Today was the last day of the 2013-14 school year, and as always, Trinity took the time to celebrate together over lunch. At the end-of-the-year luncheon, Trinity honors those who have worked the longest and those who are leaving. Each year, I sit and listen to some very beautiful and kind words being said about faculty and staff members I know well and those that I barely know at all. I also listen as those who are leaving say their parting words. This year it was my year.
Unfortunately, as so many of you know or have gathered by now, I am not comfortable standing up and speaking to large groups of people. Strange, right? I mean we kinda do that for a living. We stand up in front of the most frightening creatures known to man, i.e. teenagers, day after day. Teaching, I’ve learned, is different. When I am teaching, it’s not about me; it’s about the content and the students so I am not self-conscious. (Well…I’m not usually self-conscious.) Standing up in front of 100 colleagues and speaking, however, just isn’t going to happen no matter how much I care about you. 🙂 I am much better in writing, so the following is what I would have said.
Dear Trinity Family,
Thank you so much for everything you’ve done for me over the last 6 years. When I came to teach here, I’d never taught at the high school level before and I was overwhelmed with three preps, two of which were AP courses.
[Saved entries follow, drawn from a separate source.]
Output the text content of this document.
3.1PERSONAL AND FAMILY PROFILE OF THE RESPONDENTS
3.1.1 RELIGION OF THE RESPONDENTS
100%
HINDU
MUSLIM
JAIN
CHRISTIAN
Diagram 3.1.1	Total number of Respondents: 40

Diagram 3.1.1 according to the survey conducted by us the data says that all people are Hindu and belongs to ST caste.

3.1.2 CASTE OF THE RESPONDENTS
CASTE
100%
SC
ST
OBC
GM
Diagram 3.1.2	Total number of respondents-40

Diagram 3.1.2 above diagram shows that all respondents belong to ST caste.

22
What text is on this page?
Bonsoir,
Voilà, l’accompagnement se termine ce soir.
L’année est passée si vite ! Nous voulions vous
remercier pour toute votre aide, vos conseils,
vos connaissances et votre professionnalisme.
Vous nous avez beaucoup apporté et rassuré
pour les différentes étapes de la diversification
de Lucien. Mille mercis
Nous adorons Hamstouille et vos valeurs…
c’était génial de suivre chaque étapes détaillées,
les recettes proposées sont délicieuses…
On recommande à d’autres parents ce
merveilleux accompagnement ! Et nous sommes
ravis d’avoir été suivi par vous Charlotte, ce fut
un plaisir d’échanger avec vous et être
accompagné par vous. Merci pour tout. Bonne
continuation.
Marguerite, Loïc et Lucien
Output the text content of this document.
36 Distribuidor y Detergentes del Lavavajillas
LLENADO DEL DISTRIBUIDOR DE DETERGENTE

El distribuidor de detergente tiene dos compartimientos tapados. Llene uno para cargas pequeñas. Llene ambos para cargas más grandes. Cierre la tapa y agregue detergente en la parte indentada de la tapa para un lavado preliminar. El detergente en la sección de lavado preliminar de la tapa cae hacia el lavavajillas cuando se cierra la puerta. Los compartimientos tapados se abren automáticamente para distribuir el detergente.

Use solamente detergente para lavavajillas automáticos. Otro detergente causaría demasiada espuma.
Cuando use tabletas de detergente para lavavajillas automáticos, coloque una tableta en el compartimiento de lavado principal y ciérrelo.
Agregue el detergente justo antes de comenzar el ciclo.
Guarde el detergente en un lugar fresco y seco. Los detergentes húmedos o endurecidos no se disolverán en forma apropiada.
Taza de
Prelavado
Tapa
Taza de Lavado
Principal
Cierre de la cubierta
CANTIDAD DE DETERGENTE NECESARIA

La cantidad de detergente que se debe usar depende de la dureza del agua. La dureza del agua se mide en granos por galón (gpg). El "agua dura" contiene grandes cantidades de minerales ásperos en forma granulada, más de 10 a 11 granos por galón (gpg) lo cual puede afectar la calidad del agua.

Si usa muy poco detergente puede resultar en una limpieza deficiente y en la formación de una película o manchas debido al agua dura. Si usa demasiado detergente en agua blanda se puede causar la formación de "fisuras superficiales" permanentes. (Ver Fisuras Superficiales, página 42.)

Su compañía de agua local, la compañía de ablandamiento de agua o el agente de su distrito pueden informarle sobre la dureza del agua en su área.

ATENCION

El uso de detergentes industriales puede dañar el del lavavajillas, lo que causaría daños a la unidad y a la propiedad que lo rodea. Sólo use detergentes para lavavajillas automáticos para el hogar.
I really don’t completely understand how I got hired or why they thought I could handle the load they gave me, but I am forever thankful that they did.
I received so much support from my principal at the time (David Yohn) as well as from my colleagues. No matter how much I might have struggled that first year, I never felt alone. Someone always came alongside me to cheer me up and cheer me on. Sure, they looked at me a little strangely when they first heard my midwestern accent, and sure, the name “Siebenthaler” sort of threw a lot of people for a loop, but they embraced me as part of the family anyway.
I would especially like to thank my department. The people in my department are much more than colleagues; they are among my best friends. Leaving them is one of the two hardest things about leaving Trinity. (Leaving students is the second.) Trip Franklin, Lucy Thrasher, and Kristi Weeks taught me so much about being a teacher to my students, but they also taught me about being a friend and a mentor. At one point or another over the last 6 years, each has been a teacher, a friend, and a mentor to me, and sometimes they’ve all done it at the same time when I most needed it.
This year I got the chance to try my hand at administration, and I made many, many mistakes, some of which I still regret. I can’t tell you how much I appreciated your support and your patience. I’m really glad that I got this opportunity, however, because it’s reaffirmed for me that the thing that I’m most passionate about is teaching in the classroom and from the classroom. I look forward to teaching history full-time again to high school juniors (my favorite grade!) in the classroom, but I also look forward to teaching other teachers…from the classroom, not an office. I think this is where I can ultimately do the most good and serve the most people. And so the old saying must be true, things have a way of working out for the best. I wouldn’t have known this without this year of administrative work though, so I’m grateful to Kerry Palmer for giving me the opportunity.
I can’t wait to hear what the next few years bring to Trinity, and I hope we will keep in touch.